Какое наслаждение — видеть этот восторг, вспыхнувший в его глазах! Ну, значит, все в порядке.
— Я бы встал, — проговорил он, потеснившись в кресле, — но почему-то сначала у меня отказывают нош, а уж потом — язык. Я бы предпочел упасть к твоим ногам несколько более достойно. Я скоро приду в себя. А пока, может, ты переберешься ко мне?
— С радостью. — Она пересела. — А я тебя не раздавлю? Я все-таки не статуэтка.
— Ничуть. Ненавижу крошечных женщин. Ага, вот так лучше.

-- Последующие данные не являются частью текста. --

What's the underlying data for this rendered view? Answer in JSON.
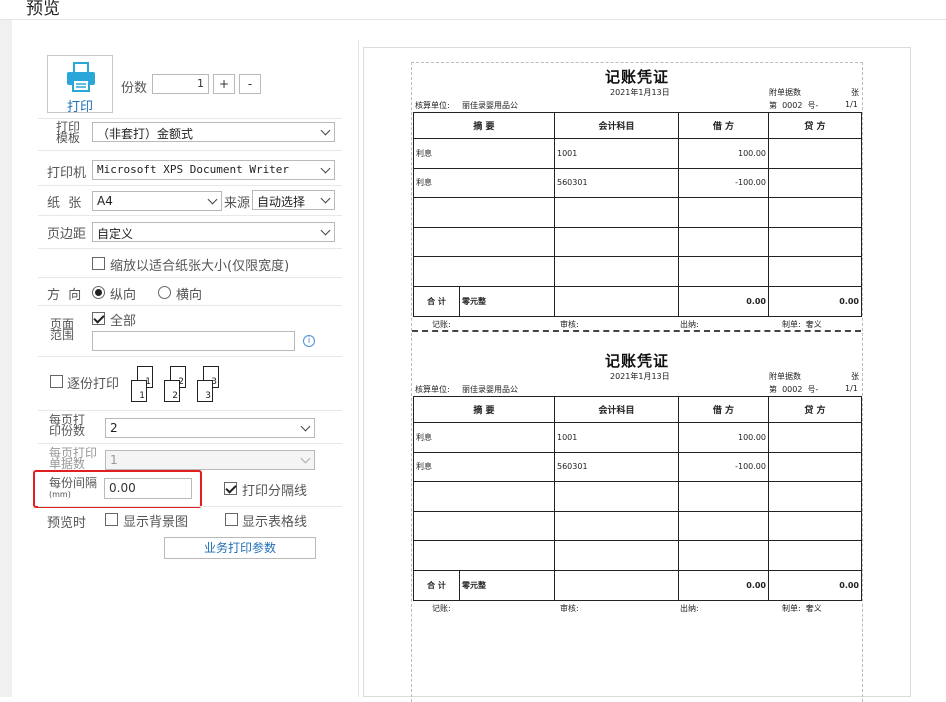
{
  "window": {
    "title": "预览"
  },
  "settings": {
    "print_button_label": "打印",
    "copies_label": "份数",
    "copies_value": "1",
    "copies_inc": "+",
    "copies_dec": "-",
    "template_label_1": "打印",
    "template_label_2": "模板",
    "template_value": "（非套打）金额式",
    "printer_label": "打印机",
    "printer_value": "Microsoft XPS Document Writer",
    "paper_label": "纸  张",
    "paper_value": "A4",
    "source_label": "来源",
    "source_value": "自动选择",
    "margin_label": "页边距",
    "margin_value": "自定义",
    "fit_width_label": "缩放以适合纸张大小(仅限宽度)",
    "orientation_label": "方  向",
    "portrait_label": "纵向",
    "landscape_label": "横向",
    "page_range_label_1": "页面",
    "page_range_label_2": "范围",
    "all_pages_label": "全部",
    "page_range_value": "",
    "collate_label": "逐份打印",
    "collate_numbers": [
      "1",
      "1",
      "2",
      "2",
      "3",
      "3"
    ],
    "copies_per_page_label_1": "每页打",
    "copies_per_page_label_2": "印份数",
    "copies_per_page_value": "2",
    "entries_per_page_label_1": "每页打印",
    "entries_per_page_label_2": "单据数",
    "entries_per_page_value": "1",
    "gap_label_1": "每份间隔",
    "gap_label_2": "(mm)",
    "gap_value": "0.00",
    "print_separator_label": "打印分隔线",
    "preview_label": "预览时",
    "show_background_label": "显示背景图",
    "show_grid_label": "显示表格线",
    "business_params_label": "业务打印参数"
  },
  "voucher": {
    "title": "记账凭证",
    "date": "2021年1月13日",
    "attach_label": "附单据数",
    "attach_unit": "张",
    "unit_label": "核算单位:",
    "unit_name": "丽佳录婴用品公",
    "number_text": "第  0002  号-",
    "page_text": "1/1",
    "headers": [
      "摘  要",
      "会计科目",
      "借  方",
      "贷  方"
    ],
    "rows": [
      [
        "利息",
        "1001",
        "100.00",
        ""
      ],
      [
        "利息",
        "560301",
        "-100.00",
        ""
      ],
      [
        "",
        "",
        "",
        ""
      ],
      [
        "",
        "",
        "",
        ""
      ],
      [
        "",
        "",
        "",
        ""
      ]
    ],
    "total_label": "合  计",
    "total_words": "零元整",
    "total_debit": "0.00",
    "total_credit": "0.00",
    "footer": {
      "bookkeeper": "记账:",
      "reviewer": "审核:",
      "cashier": "出纳:",
      "maker": "制单:  奢义"
    }
  },
  "colors": {
    "highlight": "#e02020",
    "accent": "#1f6fb8"
  }
}
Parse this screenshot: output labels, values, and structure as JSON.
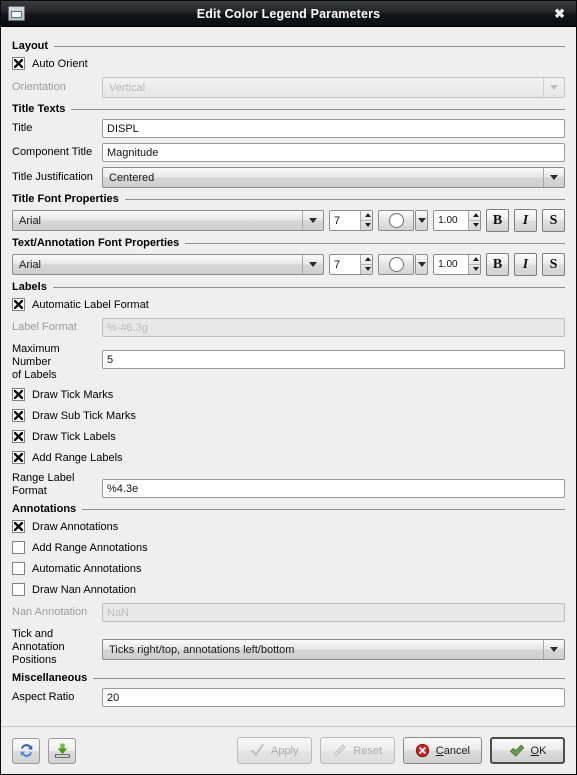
{
  "window": {
    "title": "Edit Color Legend Parameters",
    "icon": "window-icon",
    "close_label": "✖"
  },
  "sections": {
    "layout": {
      "title": "Layout",
      "auto_orient": {
        "label": "Auto Orient",
        "checked": true
      },
      "orientation": {
        "label": "Orientation",
        "value": "Vertical",
        "enabled": false
      }
    },
    "title_texts": {
      "title": "Title Texts",
      "title_field": {
        "label": "Title",
        "value": "DISPL"
      },
      "component_title": {
        "label": "Component Title",
        "value": "Magnitude"
      },
      "title_justification": {
        "label": "Title Justification",
        "value": "Centered"
      }
    },
    "title_font": {
      "title": "Title Font Properties",
      "family": "Arial",
      "size": "7",
      "color": "#ffffff",
      "opacity": "1.00",
      "bold_label": "B",
      "italic_label": "I",
      "shadow_label": "S"
    },
    "text_font": {
      "title": "Text/Annotation Font Properties",
      "family": "Arial",
      "size": "7",
      "color": "#ffffff",
      "opacity": "1.00",
      "bold_label": "B",
      "italic_label": "I",
      "shadow_label": "S"
    },
    "labels": {
      "title": "Labels",
      "automatic_label_format": {
        "label": "Automatic Label Format",
        "checked": true
      },
      "label_format": {
        "label": "Label Format",
        "value": "",
        "placeholder": "%-#6.3g",
        "enabled": false
      },
      "maximum_number_of_labels": {
        "label": "Maximum Number\nof Labels",
        "value": "5"
      },
      "draw_tick_marks": {
        "label": "Draw Tick Marks",
        "checked": true
      },
      "draw_sub_tick_marks": {
        "label": "Draw Sub Tick Marks",
        "checked": true
      },
      "draw_tick_labels": {
        "label": "Draw Tick Labels",
        "checked": true
      },
      "add_range_labels": {
        "label": "Add Range Labels",
        "checked": true
      },
      "range_label_format": {
        "label": "Range Label\nFormat",
        "value": "%4.3e"
      }
    },
    "annotations": {
      "title": "Annotations",
      "draw_annotations": {
        "label": "Draw Annotations",
        "checked": true
      },
      "add_range_annotations": {
        "label": "Add Range Annotations",
        "checked": false
      },
      "automatic_annotations": {
        "label": "Automatic Annotations",
        "checked": false
      },
      "draw_nan_annotation": {
        "label": "Draw Nan Annotation",
        "checked": false
      },
      "nan_annotation": {
        "label": "Nan Annotation",
        "value": "",
        "placeholder": "NaN",
        "enabled": false
      },
      "tick_and_annotation_positions": {
        "label": "Tick and\nAnnotation\nPositions",
        "value": "Ticks right/top, annotations left/bottom"
      }
    },
    "miscellaneous": {
      "title": "Miscellaneous",
      "aspect_ratio": {
        "label": "Aspect Ratio",
        "value": "20"
      }
    }
  },
  "buttonbar": {
    "reload": {
      "name": "reload-icon",
      "color": "#2a62b0"
    },
    "save": {
      "name": "save-to-disk-icon",
      "color": "#4f9a1e"
    },
    "apply": {
      "label": "Apply",
      "enabled": false,
      "icon": "checkmark-icon"
    },
    "reset": {
      "label": "Reset",
      "enabled": false,
      "icon": "brush-icon"
    },
    "cancel": {
      "mnemonic": "C",
      "rest": "ancel",
      "icon": "error-circle-icon",
      "color": "#cc1f1f"
    },
    "ok": {
      "mnemonic": "O",
      "rest": "K",
      "icon": "green-check-icon",
      "color": "#5f8c3a"
    }
  }
}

— Да. — Корделия пристроилась рядом, положив голову ему на плечо, и обвила его руками. Взятый ею в плен, Форкосиган издал какой-то непонятный звук — то ли вздох, то ли смех. А ей хотелось бы сидеть так вечно.
— Тебе придется отказаться от идеи алкогольного самоубийства.
Он наклонил голову набок.
— А я-то думал, что действую достаточно тонко.
— Не слишком.
— Ну что же, не возражаю. Это чертовски неудобный способ.
— Да, и ты напугал отца. Он так странно на меня посмотрел!
— Надеюсь, не гневно. У него есть совершенно особый, испепеляющий взгляд. Отработан за долгую жизнь.
— Ничуть. Даже наоборот. — Корделия рассмеялась и довернула голову, чтобы получше рассмотреть его лицо. Да, так-то лучше…
— Я и побреюсь, — пообещал он в порыве энтузиазма.
— Не надо так стараться из-за меня. Я ведь тоже вышла в отставку. Как говорят, сепаратный мир.